Another pause as we all wait for the disc to be walked up to the line and checked in. I had cut deep twice on the D line and both times had failed, Truck will be ready for it. My only option is get it under, complete an upwind throw, and, of course, to trust my teammates. All year my team has been teaching trust — now I am about to be given the test. I can’t register the play call and get it under for a nice gain. I turn and find a player making a great in-cut. As the disc leaves my hand, I think, “it’s up to you now.” A few throws later we score upwind.

We take the lead 12 to 11. We pull to Truck, and in about six passes they score upwind to tie the game.

12 to 12, game to 13. Double Game Point.

One would think that after all this, after proving I could play well, lots of touches with zero turns, that I would be confident going into DGP. I am not. All I see is the dark abyss on the ocean floor where The Pressure crushes my soul. What if they get a Callahan on us?

They pull the disc and with a sigh of relief I watch as it strikes the back line. We’ll at least get it at the brick and they won’t get a Callahan. Disc in hand, some teammate is walking to the brick slowly while my mind races: maybe someone else will cut, maybe someone else will win the game for me, maybe I can hide on the weak side, maybe I can take an injury sub.

Suddenly, a friend’s calm voice from the sideline somehow reaches down through the abyss and pulls me up. My head emerges from the dark waters into reality, my brain gasps in the fresh air, everything rushes in like a flash flood.

First the noise, yelling from all sides, people screaming, my team cheering, the other team making noise for the sake of it, parents preaching nonsensical advice.

I finally see everything, too. My teammates are no longer blobs, but people, people who have played extremely hard and well to get us this far. They are my friends who I love more than I will ever admit, their faces are sweaty, but not scared, their passion and determination shines through, burning off any of my remaining fog of failure.

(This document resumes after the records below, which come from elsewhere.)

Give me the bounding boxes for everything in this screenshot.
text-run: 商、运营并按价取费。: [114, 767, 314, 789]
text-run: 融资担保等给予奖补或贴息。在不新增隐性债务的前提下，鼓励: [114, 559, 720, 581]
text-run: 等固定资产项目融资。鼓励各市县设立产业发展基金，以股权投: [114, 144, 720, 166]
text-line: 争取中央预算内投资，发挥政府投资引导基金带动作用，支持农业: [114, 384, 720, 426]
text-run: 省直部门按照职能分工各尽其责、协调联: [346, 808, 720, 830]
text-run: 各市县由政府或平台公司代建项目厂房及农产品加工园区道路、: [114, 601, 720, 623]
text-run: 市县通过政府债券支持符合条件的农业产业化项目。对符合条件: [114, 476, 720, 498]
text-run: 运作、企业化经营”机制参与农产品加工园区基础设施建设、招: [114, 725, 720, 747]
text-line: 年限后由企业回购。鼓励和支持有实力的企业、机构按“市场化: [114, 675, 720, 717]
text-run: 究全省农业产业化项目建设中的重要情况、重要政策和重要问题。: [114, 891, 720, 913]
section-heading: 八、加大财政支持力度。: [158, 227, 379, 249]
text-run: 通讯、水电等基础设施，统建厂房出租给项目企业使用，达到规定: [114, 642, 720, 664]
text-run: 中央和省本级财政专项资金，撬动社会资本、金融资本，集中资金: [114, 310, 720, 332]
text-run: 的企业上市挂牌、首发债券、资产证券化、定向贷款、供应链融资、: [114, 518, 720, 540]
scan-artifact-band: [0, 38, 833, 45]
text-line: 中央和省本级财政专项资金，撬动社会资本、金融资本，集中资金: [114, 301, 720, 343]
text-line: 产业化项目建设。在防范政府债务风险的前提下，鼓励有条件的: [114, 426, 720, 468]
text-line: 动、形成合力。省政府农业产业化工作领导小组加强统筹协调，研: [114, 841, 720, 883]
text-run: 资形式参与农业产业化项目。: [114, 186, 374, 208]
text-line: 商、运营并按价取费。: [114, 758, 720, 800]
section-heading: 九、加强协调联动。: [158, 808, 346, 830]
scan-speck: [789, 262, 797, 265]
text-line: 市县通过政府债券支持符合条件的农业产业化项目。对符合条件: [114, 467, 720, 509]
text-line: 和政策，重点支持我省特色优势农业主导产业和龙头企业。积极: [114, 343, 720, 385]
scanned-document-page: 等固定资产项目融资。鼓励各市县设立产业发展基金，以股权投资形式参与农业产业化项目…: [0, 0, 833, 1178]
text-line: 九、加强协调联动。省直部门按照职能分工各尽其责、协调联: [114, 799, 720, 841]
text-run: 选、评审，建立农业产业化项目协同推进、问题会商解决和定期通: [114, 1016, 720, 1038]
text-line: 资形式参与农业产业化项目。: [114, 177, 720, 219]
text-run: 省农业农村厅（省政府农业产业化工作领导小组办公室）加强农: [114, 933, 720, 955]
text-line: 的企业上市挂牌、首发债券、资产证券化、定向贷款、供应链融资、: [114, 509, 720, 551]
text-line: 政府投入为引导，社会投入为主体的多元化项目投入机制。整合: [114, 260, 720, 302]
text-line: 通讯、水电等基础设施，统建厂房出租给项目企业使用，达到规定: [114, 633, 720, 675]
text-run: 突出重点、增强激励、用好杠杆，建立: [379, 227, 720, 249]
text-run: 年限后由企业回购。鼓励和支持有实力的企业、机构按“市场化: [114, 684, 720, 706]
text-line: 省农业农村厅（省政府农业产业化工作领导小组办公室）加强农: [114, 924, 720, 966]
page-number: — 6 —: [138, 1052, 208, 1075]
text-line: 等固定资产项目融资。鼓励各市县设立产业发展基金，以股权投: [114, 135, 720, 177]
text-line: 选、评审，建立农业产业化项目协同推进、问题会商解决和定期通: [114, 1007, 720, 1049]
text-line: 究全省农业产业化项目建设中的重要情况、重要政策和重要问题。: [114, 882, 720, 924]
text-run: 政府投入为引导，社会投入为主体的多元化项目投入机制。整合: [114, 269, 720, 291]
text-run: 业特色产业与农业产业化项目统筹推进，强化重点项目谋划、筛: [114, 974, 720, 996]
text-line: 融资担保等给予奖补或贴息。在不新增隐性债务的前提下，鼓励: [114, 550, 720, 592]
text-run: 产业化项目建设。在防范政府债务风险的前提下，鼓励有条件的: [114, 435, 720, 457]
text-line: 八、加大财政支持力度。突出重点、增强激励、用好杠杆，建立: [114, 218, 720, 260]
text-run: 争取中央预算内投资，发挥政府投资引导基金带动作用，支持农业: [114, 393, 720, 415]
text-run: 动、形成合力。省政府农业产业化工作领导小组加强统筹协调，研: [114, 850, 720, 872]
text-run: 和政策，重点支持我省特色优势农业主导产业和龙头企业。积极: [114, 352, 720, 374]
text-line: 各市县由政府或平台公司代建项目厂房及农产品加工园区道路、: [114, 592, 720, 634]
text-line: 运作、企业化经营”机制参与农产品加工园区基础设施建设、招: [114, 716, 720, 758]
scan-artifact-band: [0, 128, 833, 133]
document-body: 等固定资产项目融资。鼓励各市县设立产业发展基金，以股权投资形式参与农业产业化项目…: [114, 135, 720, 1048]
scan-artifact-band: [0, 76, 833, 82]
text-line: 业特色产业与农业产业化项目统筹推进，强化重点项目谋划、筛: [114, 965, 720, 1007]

I am not alone. I am part of a team.

The person with the disc is not just someone, it’s Ashlin. I know Ashlin. He’s my favorite thrower on the team, and lo and behold, the mark on Ashlin is giving him the forehand. My defender stands next to me. No poaches. The deep space and endzone are wide open and Ashlin has that throw, we have made that connection many times and practiced it many more. I also see clearly that no one was going to save me from this self-made Prison of Pressure I’d created. With a final inhale I spin and dove deep. The throw was perfect, my legs held true. People have asked me why I kept running after I scored that final goal, and at the time I didn’t have the courage to say it, but that’s what a man looks like when he finally breaks free from his own prison.

We went on to win semis and finals, where I played with renewed confidence and focus, wanting the disc and leading by calm example, giving my teammates the trust they deserve and wanting them to play up to their potential. I’ve played a lot of tough games and lost a lot big games too, but no game was ever as difficult as that Truck game.

It just goes to show that the mental prisons we put ourselves in are the hardest to escape from. Sometimes the secret to freedom is simply having the courage to trust the keys you already hold in your hand.